Todo el mundo adoraba a Elizabeth. Si los criados tenían alguna petición que hacer, siempre buscaban su intercesión. No había entre nosotros ninguna clase de peleas o enfados. Porque, aunque nuestros caracteres eran muy distintos, incluso había armonía en esa diferencia. Yo era más calmado y filosófico que mi compañera.

Sin embargo, no era tan dócil y sumiso. Era capaz de estar concentrado en el estudio más tiempo, pero no era tan constante como ella. Me encantaba investigar lo que ocurría en el mundo… ella prefería ocuparse en perseguir las etéreas creaciones de los poetas. El mundo era para mí un secreto que deseaba desvelar… para ella era un espacio que deseaba poblar con sus propias imaginaciones.

Mis hermanos eran considerablemente más jóvenes que yo, pero yo contaba con un amigo, entre mis compañeros de escuela, que compensaba esa deficiencia.

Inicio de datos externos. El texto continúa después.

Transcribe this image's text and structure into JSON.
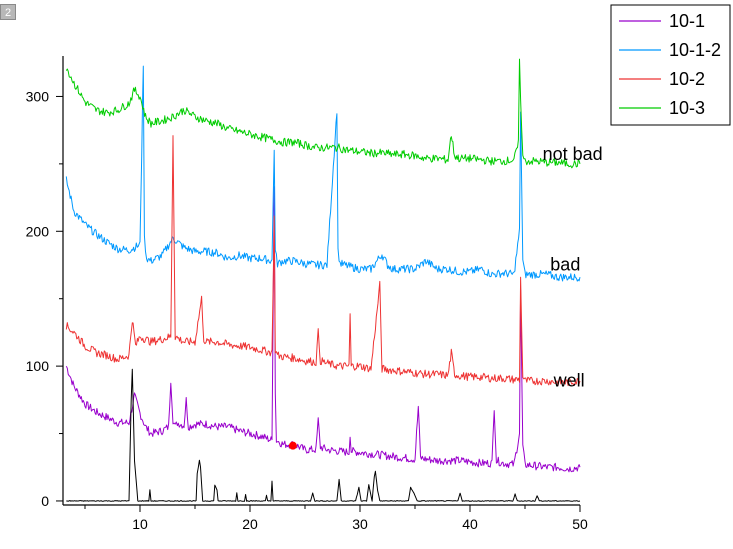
{
  "layer_badge": "2",
  "chart_data": {
    "type": "line",
    "title": "",
    "xlabel": "",
    "ylabel": "",
    "xlim": [
      3,
      50
    ],
    "ylim": [
      -3,
      330
    ],
    "xticks": [
      10,
      20,
      30,
      40,
      50
    ],
    "yticks": [
      0,
      100,
      200,
      300
    ],
    "grid": false,
    "legend_position": "top-right",
    "series": [
      {
        "name": "10-1",
        "color": "#9900cc",
        "x": [
          3.3,
          4,
          5,
          6,
          7,
          8,
          9,
          9.5,
          10,
          10.5,
          11,
          12,
          12.6,
          12.8,
          13,
          13.2,
          13.4,
          14,
          14.2,
          14.4,
          15,
          16,
          17,
          18,
          19,
          20,
          21,
          22,
          22.2,
          22.3,
          22.4,
          22.6,
          23,
          24,
          25,
          26,
          26.2,
          26.4,
          27,
          28,
          29,
          29.1,
          29.2,
          30,
          31,
          32,
          33,
          34,
          35,
          35.3,
          35.5,
          36,
          37,
          38,
          39,
          40,
          41,
          42,
          42.2,
          42.4,
          43,
          44,
          44.5,
          44.6,
          44.8,
          45,
          46,
          47,
          48,
          49,
          50
        ],
        "y": [
          100,
          85,
          72,
          66,
          62,
          58,
          58,
          78,
          65,
          55,
          50,
          52,
          55,
          90,
          60,
          55,
          58,
          56,
          75,
          55,
          57,
          57,
          55,
          55,
          52,
          50,
          48,
          45,
          235,
          80,
          45,
          44,
          42,
          42,
          38,
          38,
          60,
          40,
          38,
          37,
          36,
          50,
          37,
          36,
          35,
          34,
          33,
          32,
          31,
          70,
          32,
          31,
          30,
          30,
          30,
          29,
          28,
          28,
          70,
          30,
          28,
          27,
          50,
          155,
          40,
          27,
          26,
          25,
          25,
          24,
          25
        ]
      },
      {
        "name": "10-1-2",
        "color": "#0099ff",
        "x": [
          3.3,
          4,
          5,
          6,
          7,
          8,
          9,
          10,
          10.3,
          10.4,
          10.6,
          11,
          12,
          13,
          14,
          15,
          16,
          17,
          18,
          19,
          20,
          21,
          22,
          22.2,
          22.3,
          22.5,
          23,
          24,
          25,
          26,
          27,
          27.9,
          28,
          28.2,
          29,
          30,
          31,
          32,
          32.5,
          33,
          34,
          35,
          36,
          37,
          38,
          39,
          40,
          41,
          42,
          43,
          44,
          44.5,
          44.6,
          44.8,
          45,
          46,
          47,
          48,
          49,
          50
        ],
        "y": [
          238,
          215,
          205,
          198,
          192,
          187,
          186,
          190,
          325,
          195,
          180,
          178,
          182,
          195,
          188,
          185,
          185,
          184,
          180,
          182,
          180,
          180,
          178,
          262,
          185,
          176,
          178,
          178,
          176,
          175,
          175,
          290,
          185,
          176,
          174,
          172,
          172,
          183,
          175,
          172,
          172,
          172,
          178,
          172,
          172,
          170,
          170,
          172,
          168,
          169,
          168,
          200,
          290,
          178,
          168,
          168,
          168,
          166,
          166,
          166
        ]
      },
      {
        "name": "10-2",
        "color": "#ee3333",
        "x": [
          3.3,
          4,
          5,
          6,
          7,
          8,
          9,
          9.3,
          9.6,
          10,
          11,
          12,
          12.8,
          13,
          13.2,
          14,
          15,
          15.6,
          15.8,
          16,
          17,
          18,
          19,
          20,
          21,
          22,
          22.2,
          22.3,
          22.5,
          23,
          24,
          25,
          26,
          26.2,
          26.4,
          27,
          28,
          29,
          29.1,
          29.2,
          30,
          31,
          31.8,
          32,
          33,
          34,
          35,
          36,
          37,
          38,
          38.3,
          38.6,
          39,
          40,
          41,
          42,
          43,
          44,
          44.5,
          44.6,
          44.8,
          45,
          46,
          47,
          48,
          49,
          50
        ],
        "y": [
          130,
          125,
          115,
          110,
          108,
          105,
          108,
          135,
          115,
          122,
          118,
          120,
          122,
          272,
          122,
          118,
          118,
          150,
          120,
          118,
          118,
          116,
          115,
          114,
          112,
          110,
          210,
          112,
          108,
          107,
          106,
          104,
          103,
          125,
          104,
          102,
          100,
          100,
          138,
          100,
          100,
          98,
          160,
          98,
          97,
          96,
          95,
          94,
          94,
          93,
          110,
          94,
          93,
          92,
          92,
          91,
          91,
          90,
          90,
          165,
          92,
          89,
          89,
          89,
          88,
          88,
          89
        ]
      },
      {
        "name": "10-3",
        "color": "#00cc00",
        "x": [
          3.3,
          4,
          5,
          6,
          7,
          8,
          9,
          9.5,
          10,
          10.5,
          11,
          12,
          13,
          14,
          15,
          16,
          17,
          18,
          19,
          20,
          21,
          22,
          23,
          24,
          25,
          26,
          27,
          28,
          29,
          30,
          31,
          32,
          33,
          34,
          35,
          36,
          37,
          38,
          38.3,
          38.6,
          39,
          40,
          41,
          42,
          43,
          44,
          44.4,
          44.5,
          44.6,
          44.8,
          45,
          46,
          47,
          48,
          49,
          50
        ],
        "y": [
          322,
          310,
          296,
          290,
          288,
          290,
          295,
          305,
          300,
          285,
          280,
          282,
          285,
          290,
          285,
          282,
          280,
          276,
          274,
          272,
          270,
          268,
          266,
          266,
          264,
          262,
          262,
          262,
          260,
          259,
          258,
          258,
          257,
          257,
          256,
          254,
          254,
          253,
          272,
          256,
          254,
          254,
          253,
          252,
          252,
          253,
          265,
          325,
          300,
          255,
          252,
          252,
          251,
          251,
          250,
          250
        ]
      },
      {
        "name": "",
        "color": "#000000",
        "x": [
          3.3,
          8,
          9.0,
          9.2,
          9.3,
          9.5,
          9.8,
          10.8,
          10.9,
          11.0,
          15.1,
          15.2,
          15.4,
          15.5,
          15.7,
          16.7,
          16.8,
          17.0,
          17.1,
          18.7,
          18.8,
          18.9,
          19.5,
          19.6,
          19.7,
          21.4,
          21.5,
          21.6,
          21.9,
          22.0,
          22.1,
          25.5,
          25.7,
          25.9,
          27.9,
          28.1,
          28.3,
          29.6,
          29.9,
          30.1,
          30.6,
          30.8,
          31.1,
          31.3,
          31.4,
          31.6,
          31.8,
          34.4,
          34.6,
          34.9,
          35.2,
          38.9,
          39.1,
          39.3,
          43.9,
          44.1,
          44.3,
          45.9,
          46.1,
          46.3,
          50
        ],
        "y": [
          0,
          0,
          0,
          75,
          98,
          30,
          0,
          0,
          8,
          0,
          0,
          20,
          30,
          25,
          0,
          0,
          12,
          8,
          0,
          0,
          6,
          0,
          0,
          5,
          0,
          0,
          4,
          0,
          0,
          15,
          0,
          0,
          6,
          0,
          0,
          16,
          0,
          0,
          10,
          0,
          0,
          12,
          0,
          18,
          22,
          8,
          0,
          0,
          10,
          6,
          0,
          0,
          6,
          0,
          0,
          5,
          0,
          0,
          4,
          0,
          0
        ]
      }
    ],
    "annotations": [
      {
        "text": "not bad",
        "x": 46.6,
        "y": 253
      },
      {
        "text": "bad",
        "x": 47.3,
        "y": 171
      },
      {
        "text": "well",
        "x": 47.6,
        "y": 85
      }
    ],
    "marker": {
      "x": 23.9,
      "y": 41,
      "color": "#ff0000"
    }
  }
}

Henry Clerval era hijo de un comerciante de Ginebra, un amigo íntimo de mi padre. Era un muchacho de un talento y una imaginación singulares.

Recuerdo que cuando solo tenía 9 años escribió un cuento de hadas que fue la delicia y el asombro de todos sus compañeros. Su estudio favorito consistía en los libros de caballería y las novelas; y cuando era muy joven, puedo recordar que solíamos representar obras de teatro que componía él mismo a partir de aquellos libros, siendo los principales personajes de las mismas Orlando, Robin Hood, Amadís y San Jorge.

No creo que hubiera un joven más feliz que yo. Mis padres eran indulgentes y mis compañeros, encantadores. Nunca se nos obligó a estudiar y, por alguna razón, siempre teníamos algún objetivo a la vista que nos empujaba a aplicarnos con fruición para obtener lo que pretendíamos.

Era mediante este método, y no por la emulación, por lo que estudiábamos. A Elizabeth no se le dijo que se aplicara especialmente en el dibujo, para que sus compañeras no la dejaran atrás, pero el deseo de agradar a su tía la empujaba a representar algunas escenas que le gustaban. Aprendimos latín e inglés, así que podíamos leer textos en esas lenguas.

Y, lejos de que el estudio nos pudiera resultar odioso por los castigos, nos encantaba aplicarnos a ello, y nuestros entretenimientos eran lo que otros niños consideraban deberes. Quizá no leímos tantos libros ni aprendimos idiomas con tanta rapidez como aquellos que siguen una disciplina concreta con un método preciso, pero lo que aprendimos se imprimió más profundamente en nuestra memoria.

En la descripción de nuestro círculo familiar he incluido a Henry Clerval porque siempre estaba con nosotros. Iba a la escuela conmigo y generalmente pasaba la tarde en nuestra casa; como era hijo único y no tenía con quién entretenerse en casa, su padre estaba encantado de que encontrara amigos en la nuestra; y, en realidad, nunca éramos del todo felices si Clerval no estaba con nosotros.